What the Report Calls For

The report’s recommendations span five categories: building a skilled workforce, strengthening abuse investigations, improving safety assessment practices, advancing child-centered permanency policies, and overhauling CYFD’s leadership and culture.

Among its specific calls: amend state law to require that CYFD’s cabinet secretary possess professional child welfare experience; mandate social work licensure for supervisors and investigations decision-makers; require documented cabinet-level approval before reunifying a child with a caregiver with substantiated abuse history; eliminate or sharply curtail use of congregate care facilities in favor of family-based placements; and prohibit CYFD from invoking confidentiality protections beyond what state law actually requires.

The report also calls on the legislature to ensure the newly created Office of the Child Advocate — established by House Bill 5 during the 2025 session and housed within the attorney general’s office — has unfettered access to CYFD records, noting that if the child advocate encounters the same obstruction the investigation did, “policymakers should respond promptly and decisively to compel the Department’s compliance.”

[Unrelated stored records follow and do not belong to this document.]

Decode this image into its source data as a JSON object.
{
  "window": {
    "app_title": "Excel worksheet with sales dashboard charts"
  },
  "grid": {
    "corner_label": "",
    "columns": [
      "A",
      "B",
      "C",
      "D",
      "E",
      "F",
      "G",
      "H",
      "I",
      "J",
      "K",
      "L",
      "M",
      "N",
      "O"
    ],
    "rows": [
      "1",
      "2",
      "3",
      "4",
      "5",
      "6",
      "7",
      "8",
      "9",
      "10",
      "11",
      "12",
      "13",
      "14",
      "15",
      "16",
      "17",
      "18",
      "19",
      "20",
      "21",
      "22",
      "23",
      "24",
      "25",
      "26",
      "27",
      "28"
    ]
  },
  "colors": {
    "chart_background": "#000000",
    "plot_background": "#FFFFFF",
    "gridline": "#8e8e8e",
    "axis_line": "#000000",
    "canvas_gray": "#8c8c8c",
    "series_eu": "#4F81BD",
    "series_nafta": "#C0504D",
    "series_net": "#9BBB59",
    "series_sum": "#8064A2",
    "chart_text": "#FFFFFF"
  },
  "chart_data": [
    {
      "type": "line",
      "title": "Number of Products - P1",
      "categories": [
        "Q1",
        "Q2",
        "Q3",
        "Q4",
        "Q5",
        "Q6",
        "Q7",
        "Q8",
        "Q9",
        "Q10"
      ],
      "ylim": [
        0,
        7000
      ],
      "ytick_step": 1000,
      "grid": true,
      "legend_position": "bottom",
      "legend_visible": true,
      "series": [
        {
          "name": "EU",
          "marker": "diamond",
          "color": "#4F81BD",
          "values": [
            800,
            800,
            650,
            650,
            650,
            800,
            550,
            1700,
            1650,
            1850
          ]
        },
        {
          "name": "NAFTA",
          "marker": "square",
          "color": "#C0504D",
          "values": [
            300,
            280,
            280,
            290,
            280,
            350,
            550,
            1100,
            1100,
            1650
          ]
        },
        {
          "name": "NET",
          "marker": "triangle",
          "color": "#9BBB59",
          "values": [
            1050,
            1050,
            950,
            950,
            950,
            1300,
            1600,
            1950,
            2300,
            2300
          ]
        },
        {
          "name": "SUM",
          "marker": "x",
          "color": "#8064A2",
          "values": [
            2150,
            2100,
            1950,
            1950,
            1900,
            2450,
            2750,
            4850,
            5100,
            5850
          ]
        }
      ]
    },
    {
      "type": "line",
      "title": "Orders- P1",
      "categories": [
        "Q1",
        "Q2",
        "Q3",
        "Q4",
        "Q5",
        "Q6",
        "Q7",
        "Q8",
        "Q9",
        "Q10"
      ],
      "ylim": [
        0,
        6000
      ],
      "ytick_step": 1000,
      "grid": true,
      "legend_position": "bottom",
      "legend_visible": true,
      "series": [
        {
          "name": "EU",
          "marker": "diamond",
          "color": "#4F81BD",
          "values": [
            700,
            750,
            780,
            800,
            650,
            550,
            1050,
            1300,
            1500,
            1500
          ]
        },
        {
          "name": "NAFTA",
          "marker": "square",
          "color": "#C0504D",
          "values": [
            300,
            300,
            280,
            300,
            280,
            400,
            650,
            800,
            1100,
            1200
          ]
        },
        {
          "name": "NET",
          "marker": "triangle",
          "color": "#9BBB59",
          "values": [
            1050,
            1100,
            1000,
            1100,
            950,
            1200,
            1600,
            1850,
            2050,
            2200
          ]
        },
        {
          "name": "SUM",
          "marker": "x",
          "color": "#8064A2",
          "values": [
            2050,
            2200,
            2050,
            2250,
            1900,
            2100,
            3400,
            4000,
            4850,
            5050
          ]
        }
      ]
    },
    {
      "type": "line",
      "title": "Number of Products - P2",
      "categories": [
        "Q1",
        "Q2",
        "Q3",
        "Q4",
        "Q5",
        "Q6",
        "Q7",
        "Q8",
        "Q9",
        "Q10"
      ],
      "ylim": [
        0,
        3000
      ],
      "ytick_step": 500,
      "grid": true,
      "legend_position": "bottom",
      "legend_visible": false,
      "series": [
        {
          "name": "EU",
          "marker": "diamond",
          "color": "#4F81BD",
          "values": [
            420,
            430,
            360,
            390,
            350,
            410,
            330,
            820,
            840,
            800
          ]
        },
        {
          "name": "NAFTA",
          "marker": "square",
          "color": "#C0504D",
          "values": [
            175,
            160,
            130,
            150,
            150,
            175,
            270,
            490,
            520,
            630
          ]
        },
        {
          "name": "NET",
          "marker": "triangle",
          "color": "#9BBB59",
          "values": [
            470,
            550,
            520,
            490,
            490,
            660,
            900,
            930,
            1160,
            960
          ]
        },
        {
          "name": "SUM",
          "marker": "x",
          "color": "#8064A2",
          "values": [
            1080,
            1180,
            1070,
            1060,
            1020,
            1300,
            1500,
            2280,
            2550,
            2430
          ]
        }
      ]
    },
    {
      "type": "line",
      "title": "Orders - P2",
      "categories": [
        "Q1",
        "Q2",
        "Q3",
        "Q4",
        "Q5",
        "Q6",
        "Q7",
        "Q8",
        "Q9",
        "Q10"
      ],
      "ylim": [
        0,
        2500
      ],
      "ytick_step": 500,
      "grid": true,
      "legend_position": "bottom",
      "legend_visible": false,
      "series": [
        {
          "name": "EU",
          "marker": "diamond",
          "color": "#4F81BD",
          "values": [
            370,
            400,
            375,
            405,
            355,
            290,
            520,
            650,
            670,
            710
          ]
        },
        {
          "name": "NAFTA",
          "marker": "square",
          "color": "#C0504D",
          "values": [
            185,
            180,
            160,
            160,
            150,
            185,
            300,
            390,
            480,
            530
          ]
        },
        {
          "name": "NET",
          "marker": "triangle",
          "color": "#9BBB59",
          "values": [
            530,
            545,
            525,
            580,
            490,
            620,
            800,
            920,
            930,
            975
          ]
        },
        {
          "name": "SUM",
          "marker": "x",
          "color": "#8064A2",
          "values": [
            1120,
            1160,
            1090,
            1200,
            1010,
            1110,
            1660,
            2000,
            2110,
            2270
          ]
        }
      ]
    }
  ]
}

The report’s final words are a stark warning: “Without a fundamental realignment to force CYFD to honor its child-safety mandate, more children will be abused, neglected, and killed. The tragedies highlighted in this report — and the many others not included but no less devastating — cannot be characterized as unexpected or without warning. They are the predictable consequence of an institution that has repeatedly chosen self-protection over child protection.”

The full report is available at nmdoj.gov/publications/cyfd-report.